Google is constantly maintaining a healthy tension in its search engine results page (SERP) real estate between more ad space and less ad space. More ad space means more opportunities for advertisers to reach out to their audiences, while less ad space allows for a cleaner, less cluttered user experience.
The latest set of changes Google made, back in February 2016, aimed to address this tension. Google updated the SERP display by removing standard text ads from the right rail and increasing the number of text ads above the organic results to four (up from the previous maximum of three) for certain “highly commercial” queries. This change only applied to the desktop SERPs.
Overall, how does the change impact the market?
It appears that advertisers are spending the same amount of budget for the same volume of clicks. The top ad positions are costing a bit more — no surprise here.
For smaller advertisers who have relied on lower-volume, long-tail terms, the change will cause problems. It will cost them more to attain a top position, and they will see fewer impressions and clicks for the cheaper lower positions. Their overall volume will decline.
In general, the changes continue to push search marketing to a more complex and competitive environment. The ability to manage campaigns manually is becoming much more difficult — the need for machine learning aligned with granular data is becoming the standard (much like automated trading on the stock exchanges).

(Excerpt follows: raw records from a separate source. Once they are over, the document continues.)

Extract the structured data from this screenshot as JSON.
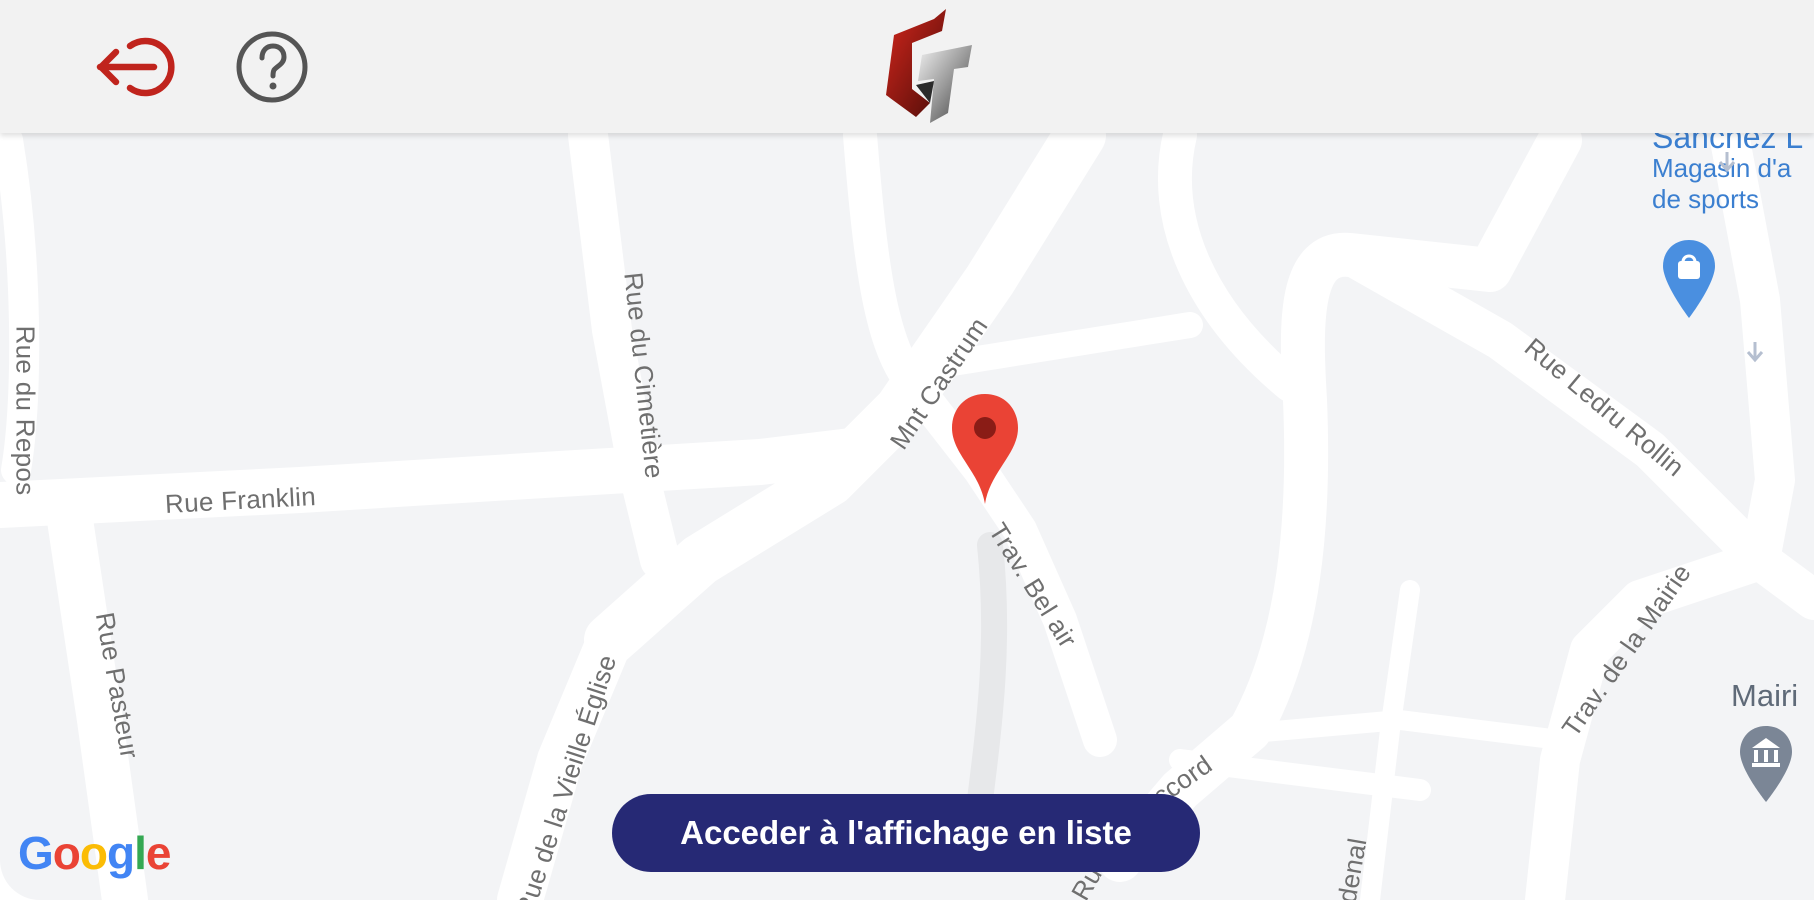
{
  "colors": {
    "map_background": "#f3f4f6",
    "road": "#ffffff",
    "topbar": "#f2f2f2",
    "logout_icon": "#c0241d",
    "help_icon": "#555555",
    "button": "#262975",
    "button_text": "#ffffff",
    "pin": "#ea4335",
    "pin_dot": "#8a1c16",
    "poi_shop": "#3b7fd0",
    "poi_townhall": "#5f6a78"
  },
  "header": {
    "logout_icon": "logout-icon",
    "help_icon": "help-icon",
    "logo_icon": "gt-logo"
  },
  "map": {
    "streets": [
      "Rue du Repos",
      "Rue du Cimetière",
      "Mnt Castrum",
      "Rue Franklin",
      "Trav. Bel air",
      "Rue Pasteur",
      "Rue de la Vieille Église",
      "Rue Ledru Rollin",
      "Trav. de la Mairie",
      "ccord",
      "denal",
      "Ru"
    ],
    "poi_shop": {
      "name": "Sanchez L",
      "line1": "Magasin d'a",
      "line2": "de sports",
      "icon": "shopping-bag-pin-icon"
    },
    "poi_townhall": {
      "name": "Mairi",
      "icon": "townhall-pin-icon"
    },
    "marker_icon": "map-marker-icon",
    "attribution": {
      "G": "G",
      "o1": "o",
      "o2": "o",
      "g": "g",
      "l": "l",
      "e": "e"
    }
  },
  "list_button": {
    "label": "Acceder à l'affichage en liste"
  }
}
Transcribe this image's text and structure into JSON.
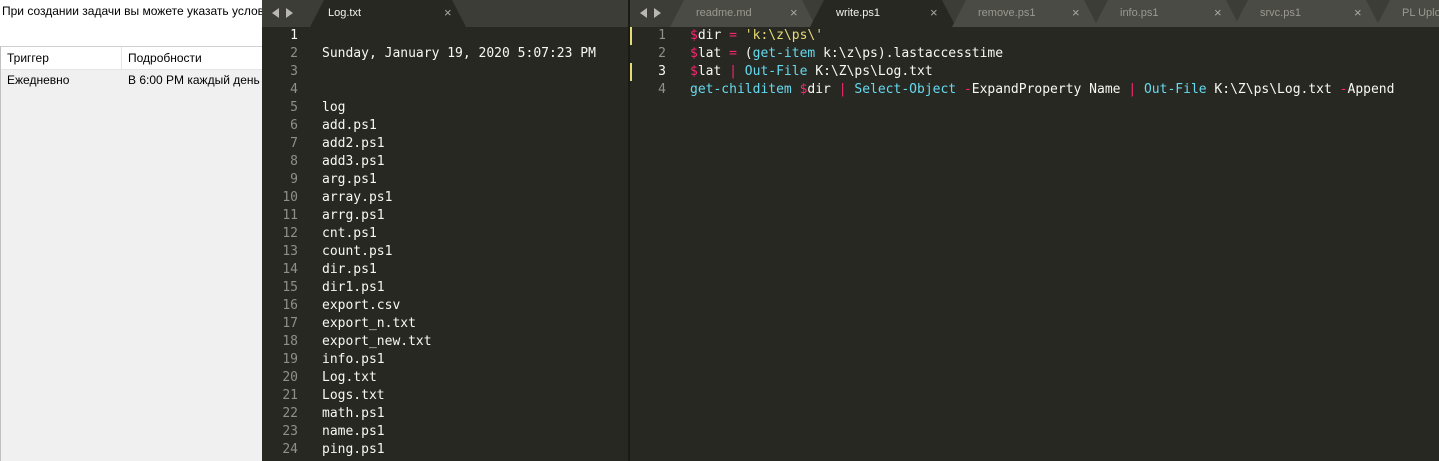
{
  "left_window": {
    "description": "При создании задачи вы можете указать услови",
    "columns": [
      "Триггер",
      "Подробности"
    ],
    "rows": [
      {
        "trigger": "Ежедневно",
        "details": "В 6:00 PM каждый день"
      }
    ]
  },
  "pane1": {
    "tabs": [
      {
        "label": "Log.txt",
        "close": "×",
        "active": true
      }
    ],
    "line_numbers": [
      "1",
      "2",
      "3",
      "4",
      "5",
      "6",
      "7",
      "8",
      "9",
      "10",
      "11",
      "12",
      "13",
      "14",
      "15",
      "16",
      "17",
      "18",
      "19",
      "20",
      "21",
      "22",
      "23",
      "24"
    ],
    "lines": [
      "",
      "Sunday, January 19, 2020 5:07:23 PM",
      "",
      "",
      "log",
      "add.ps1",
      "add2.ps1",
      "add3.ps1",
      "arg.ps1",
      "array.ps1",
      "arrg.ps1",
      "cnt.ps1",
      "count.ps1",
      "dir.ps1",
      "dir1.ps1",
      "export.csv",
      "export_n.txt",
      "export_new.txt",
      "info.ps1",
      "Log.txt",
      "Logs.txt",
      "math.ps1",
      "name.ps1",
      "ping.ps1"
    ]
  },
  "pane2": {
    "tabs": [
      {
        "label": "readme.md",
        "close": "×",
        "active": false
      },
      {
        "label": "write.ps1",
        "close": "×",
        "active": true
      },
      {
        "label": "remove.ps1",
        "close": "×",
        "active": false
      },
      {
        "label": "info.ps1",
        "close": "×",
        "active": false
      },
      {
        "label": "srvc.ps1",
        "close": "×",
        "active": false
      },
      {
        "label": "PL Uplo",
        "close": "",
        "active": false
      }
    ],
    "line_numbers": [
      "1",
      "2",
      "3",
      "4"
    ],
    "code_lines": [
      [
        {
          "t": "$",
          "c": "var"
        },
        {
          "t": "dir ",
          "c": "plain"
        },
        {
          "t": "=",
          "c": "op"
        },
        {
          "t": " ",
          "c": "plain"
        },
        {
          "t": "'k:\\z\\ps\\'",
          "c": "str"
        }
      ],
      [
        {
          "t": "$",
          "c": "var"
        },
        {
          "t": "lat ",
          "c": "plain"
        },
        {
          "t": "=",
          "c": "op"
        },
        {
          "t": " (",
          "c": "plain"
        },
        {
          "t": "get-item",
          "c": "fn"
        },
        {
          "t": " k:\\z\\ps).lastaccesstime",
          "c": "plain"
        }
      ],
      [
        {
          "t": "$",
          "c": "var"
        },
        {
          "t": "lat ",
          "c": "plain"
        },
        {
          "t": "|",
          "c": "op"
        },
        {
          "t": " ",
          "c": "plain"
        },
        {
          "t": "Out-File",
          "c": "fn"
        },
        {
          "t": " K:\\Z\\ps\\Log.txt",
          "c": "plain"
        }
      ],
      [
        {
          "t": "get-childitem",
          "c": "fn"
        },
        {
          "t": " ",
          "c": "plain"
        },
        {
          "t": "$",
          "c": "var"
        },
        {
          "t": "dir ",
          "c": "plain"
        },
        {
          "t": "|",
          "c": "op"
        },
        {
          "t": " ",
          "c": "plain"
        },
        {
          "t": "Select-Object",
          "c": "fn"
        },
        {
          "t": " ",
          "c": "plain"
        },
        {
          "t": "-",
          "c": "op"
        },
        {
          "t": "ExpandProperty Name ",
          "c": "plain"
        },
        {
          "t": "|",
          "c": "op"
        },
        {
          "t": " ",
          "c": "plain"
        },
        {
          "t": "Out-File",
          "c": "fn"
        },
        {
          "t": " K:\\Z\\ps\\Log.txt ",
          "c": "plain"
        },
        {
          "t": "-",
          "c": "op"
        },
        {
          "t": "Append",
          "c": "plain"
        }
      ]
    ],
    "modified_lines": [
      1,
      3
    ]
  },
  "colors": {
    "editor_bg": "#272822",
    "tabbar_bg": "#3c3d37",
    "keyword": "#f92672",
    "string": "#e6db74",
    "function": "#66d9ef",
    "text": "#f8f8f2"
  }
}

The change is good: Less clutter and more relevant ads is a good thing. Advertisers will only pay for placements that produce results, which means consumers are getting value from the ads.
Current results should show a slight increase in revenue — granted, this is from the POV of Adobe’s search data. The offsets between fewer impressions, higher CTR and the shift in CPCs across positions give the indication that Google has made a good change.